Residuals (prediction errors)
A residual is the difference between:
observed Y − predicted Y
Residual = Y − ŷ
Residuals measure prediction error.
- small residuals → good prediction
- large residuals → poor prediction
| Residual sign | Meaning |
|---|---|
| Positive | point lies above the regression line |
| Negative | point lies below the regression line |
Regression uses least squares to minimise total error.
What Is Variance? (R²)
Regression explains how much variation in Y is accounted for by X.
R² represents:
explained variance ÷ total variance in Y
R² ranges from 0 to 1 and is often reported as a percentage.
Examples:
- R² = .03 → 3% explained (small)
- R² = .25 → 25% explained (large)
Hypothesis testing in regression
We test whether the slope differs from zero.
Hypotheses:
H₀: b = 0 (X does not predict Y)
H₁: b ≠ 0 (X predicts Y)
Decision rule:
- p < .05 → significant predictor
- p ≥ .05 → not significant
The test statistic is:
t = b / SE(b)
Assumptions of regression
Check three key assumptions:
- Relationship between X and Y is roughly linear
- Residuals are approximately normal
- Residual spread is constant (no pattern)

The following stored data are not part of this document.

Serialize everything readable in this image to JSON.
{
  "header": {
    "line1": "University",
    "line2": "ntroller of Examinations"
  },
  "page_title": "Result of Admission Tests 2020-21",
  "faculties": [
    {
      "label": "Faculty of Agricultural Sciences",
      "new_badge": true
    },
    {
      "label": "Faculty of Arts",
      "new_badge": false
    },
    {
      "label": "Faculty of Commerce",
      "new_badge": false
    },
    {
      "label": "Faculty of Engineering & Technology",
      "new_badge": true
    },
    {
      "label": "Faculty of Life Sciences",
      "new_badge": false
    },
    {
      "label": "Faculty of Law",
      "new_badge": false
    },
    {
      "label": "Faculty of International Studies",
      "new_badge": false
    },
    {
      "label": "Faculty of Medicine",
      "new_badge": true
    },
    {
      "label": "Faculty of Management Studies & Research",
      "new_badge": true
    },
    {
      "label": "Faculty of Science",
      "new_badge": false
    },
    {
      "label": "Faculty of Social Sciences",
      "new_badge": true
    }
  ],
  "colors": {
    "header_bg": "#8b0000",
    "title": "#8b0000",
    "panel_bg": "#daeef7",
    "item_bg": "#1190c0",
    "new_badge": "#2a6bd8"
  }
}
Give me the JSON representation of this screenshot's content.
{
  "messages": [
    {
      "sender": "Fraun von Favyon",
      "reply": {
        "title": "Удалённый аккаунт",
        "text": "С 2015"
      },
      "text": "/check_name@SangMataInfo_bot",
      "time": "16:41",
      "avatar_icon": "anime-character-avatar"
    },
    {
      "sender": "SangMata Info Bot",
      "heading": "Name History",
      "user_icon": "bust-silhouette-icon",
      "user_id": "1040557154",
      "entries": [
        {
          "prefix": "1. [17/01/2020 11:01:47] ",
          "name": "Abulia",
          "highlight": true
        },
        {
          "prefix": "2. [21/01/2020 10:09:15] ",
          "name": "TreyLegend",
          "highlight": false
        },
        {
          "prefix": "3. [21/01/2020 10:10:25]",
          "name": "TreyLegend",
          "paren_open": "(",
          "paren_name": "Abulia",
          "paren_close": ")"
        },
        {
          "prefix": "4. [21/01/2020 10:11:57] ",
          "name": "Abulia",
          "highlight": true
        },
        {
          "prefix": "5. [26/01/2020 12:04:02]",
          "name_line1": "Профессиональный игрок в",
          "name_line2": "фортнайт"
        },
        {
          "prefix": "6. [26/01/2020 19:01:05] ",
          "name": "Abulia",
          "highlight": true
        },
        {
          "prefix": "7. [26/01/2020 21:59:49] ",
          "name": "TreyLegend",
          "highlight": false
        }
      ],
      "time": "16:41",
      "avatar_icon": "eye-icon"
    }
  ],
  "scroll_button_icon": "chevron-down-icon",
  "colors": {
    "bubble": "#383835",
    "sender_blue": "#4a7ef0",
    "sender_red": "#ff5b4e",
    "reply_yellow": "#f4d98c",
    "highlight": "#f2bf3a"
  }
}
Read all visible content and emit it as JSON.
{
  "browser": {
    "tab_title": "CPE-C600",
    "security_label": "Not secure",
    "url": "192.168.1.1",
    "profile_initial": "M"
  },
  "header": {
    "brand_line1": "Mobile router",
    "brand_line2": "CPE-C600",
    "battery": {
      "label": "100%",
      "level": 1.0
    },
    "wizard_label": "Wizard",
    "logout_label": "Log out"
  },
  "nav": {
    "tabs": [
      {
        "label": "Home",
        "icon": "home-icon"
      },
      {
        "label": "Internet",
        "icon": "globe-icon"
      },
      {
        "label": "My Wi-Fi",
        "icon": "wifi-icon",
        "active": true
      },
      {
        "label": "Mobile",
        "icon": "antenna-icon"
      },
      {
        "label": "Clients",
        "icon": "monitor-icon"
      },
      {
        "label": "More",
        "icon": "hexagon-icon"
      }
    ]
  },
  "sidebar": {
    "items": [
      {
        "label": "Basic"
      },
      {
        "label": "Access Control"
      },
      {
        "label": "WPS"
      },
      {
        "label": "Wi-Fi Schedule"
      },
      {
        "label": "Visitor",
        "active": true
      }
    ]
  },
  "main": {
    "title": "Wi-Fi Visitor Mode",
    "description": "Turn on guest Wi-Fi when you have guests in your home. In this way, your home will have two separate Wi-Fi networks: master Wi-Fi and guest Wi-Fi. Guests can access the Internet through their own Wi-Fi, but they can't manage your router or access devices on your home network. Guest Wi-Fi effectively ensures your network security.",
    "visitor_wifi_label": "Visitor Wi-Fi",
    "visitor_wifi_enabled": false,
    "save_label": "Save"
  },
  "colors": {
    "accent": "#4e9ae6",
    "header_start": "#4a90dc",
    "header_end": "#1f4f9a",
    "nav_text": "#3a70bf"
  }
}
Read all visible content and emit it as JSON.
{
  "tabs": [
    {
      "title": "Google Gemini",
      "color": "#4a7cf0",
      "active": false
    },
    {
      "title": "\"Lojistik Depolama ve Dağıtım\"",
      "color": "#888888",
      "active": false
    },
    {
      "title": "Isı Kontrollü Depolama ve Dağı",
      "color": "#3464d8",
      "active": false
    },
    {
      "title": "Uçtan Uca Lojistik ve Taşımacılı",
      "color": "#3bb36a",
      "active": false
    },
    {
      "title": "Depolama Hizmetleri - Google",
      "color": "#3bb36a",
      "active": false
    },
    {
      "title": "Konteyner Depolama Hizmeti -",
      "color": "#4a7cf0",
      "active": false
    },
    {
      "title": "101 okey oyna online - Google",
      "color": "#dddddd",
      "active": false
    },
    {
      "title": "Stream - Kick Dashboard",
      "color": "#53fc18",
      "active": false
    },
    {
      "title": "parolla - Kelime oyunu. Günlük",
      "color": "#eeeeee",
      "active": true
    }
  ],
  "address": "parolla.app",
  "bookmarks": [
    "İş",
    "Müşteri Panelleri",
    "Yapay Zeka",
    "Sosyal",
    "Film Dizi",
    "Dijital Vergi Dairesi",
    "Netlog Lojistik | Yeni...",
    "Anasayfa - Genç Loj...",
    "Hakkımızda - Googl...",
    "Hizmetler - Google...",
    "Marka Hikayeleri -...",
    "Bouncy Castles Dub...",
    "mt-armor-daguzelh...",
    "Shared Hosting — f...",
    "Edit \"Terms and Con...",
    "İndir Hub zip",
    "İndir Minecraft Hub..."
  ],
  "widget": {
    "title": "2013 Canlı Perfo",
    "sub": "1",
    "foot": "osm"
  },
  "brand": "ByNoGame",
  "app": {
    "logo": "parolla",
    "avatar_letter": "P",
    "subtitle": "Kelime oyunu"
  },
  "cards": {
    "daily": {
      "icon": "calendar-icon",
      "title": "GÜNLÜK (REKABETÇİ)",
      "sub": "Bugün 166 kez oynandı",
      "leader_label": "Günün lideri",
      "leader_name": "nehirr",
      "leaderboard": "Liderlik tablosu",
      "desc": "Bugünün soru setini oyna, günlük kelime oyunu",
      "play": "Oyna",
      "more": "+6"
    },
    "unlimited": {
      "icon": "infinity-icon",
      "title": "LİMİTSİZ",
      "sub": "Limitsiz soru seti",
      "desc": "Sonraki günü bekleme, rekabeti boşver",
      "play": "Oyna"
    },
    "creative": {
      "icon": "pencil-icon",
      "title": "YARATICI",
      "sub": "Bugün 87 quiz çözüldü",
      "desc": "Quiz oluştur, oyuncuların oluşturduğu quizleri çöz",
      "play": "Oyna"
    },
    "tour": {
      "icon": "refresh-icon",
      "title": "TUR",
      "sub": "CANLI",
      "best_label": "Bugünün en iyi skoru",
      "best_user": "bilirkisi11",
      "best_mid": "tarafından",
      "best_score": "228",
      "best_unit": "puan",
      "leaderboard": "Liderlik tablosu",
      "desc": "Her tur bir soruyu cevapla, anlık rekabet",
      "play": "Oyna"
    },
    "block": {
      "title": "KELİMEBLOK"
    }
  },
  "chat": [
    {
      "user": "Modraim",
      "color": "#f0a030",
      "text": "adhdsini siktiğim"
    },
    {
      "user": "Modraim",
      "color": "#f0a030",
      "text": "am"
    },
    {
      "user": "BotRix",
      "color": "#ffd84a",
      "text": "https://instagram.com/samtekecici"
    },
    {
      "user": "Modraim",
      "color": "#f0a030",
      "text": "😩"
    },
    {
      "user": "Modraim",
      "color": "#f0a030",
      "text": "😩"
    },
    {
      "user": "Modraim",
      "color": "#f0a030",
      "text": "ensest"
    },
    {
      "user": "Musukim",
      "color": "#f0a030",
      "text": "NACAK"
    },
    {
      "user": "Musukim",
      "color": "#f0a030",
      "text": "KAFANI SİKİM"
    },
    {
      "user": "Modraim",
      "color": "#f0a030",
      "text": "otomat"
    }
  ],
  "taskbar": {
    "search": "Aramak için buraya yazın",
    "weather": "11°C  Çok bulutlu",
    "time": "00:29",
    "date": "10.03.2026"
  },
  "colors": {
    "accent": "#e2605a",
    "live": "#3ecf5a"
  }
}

If these are met, results are interpretable.
Running regression in Stata
Regression command:
regress y x
Visual check:
graph twoway (scatter y x) (lfit y x)
Residual checks:
predict r, residual
histogram r
swilk r
rvfplot, yline(0)
Reading regression output
| Output | Meaning |
|---|---|
| b (coefficient) | direction and size of prediction |
| p-value | significance of predictor |
| R² | proportion of variance explained |
Using regression to predict
Once you know a and b:
ŷ = a + bX
You can predict Y for any value of X.
This is used for:
- forecasting
- policy decisions
- real-world prediction
Reporting regression results
Significant result:
X significantly predicted Y, b = __, p = __, explaining __% of variance (R²).
Not significant:
X did not significantly predict Y, b = __, p = __.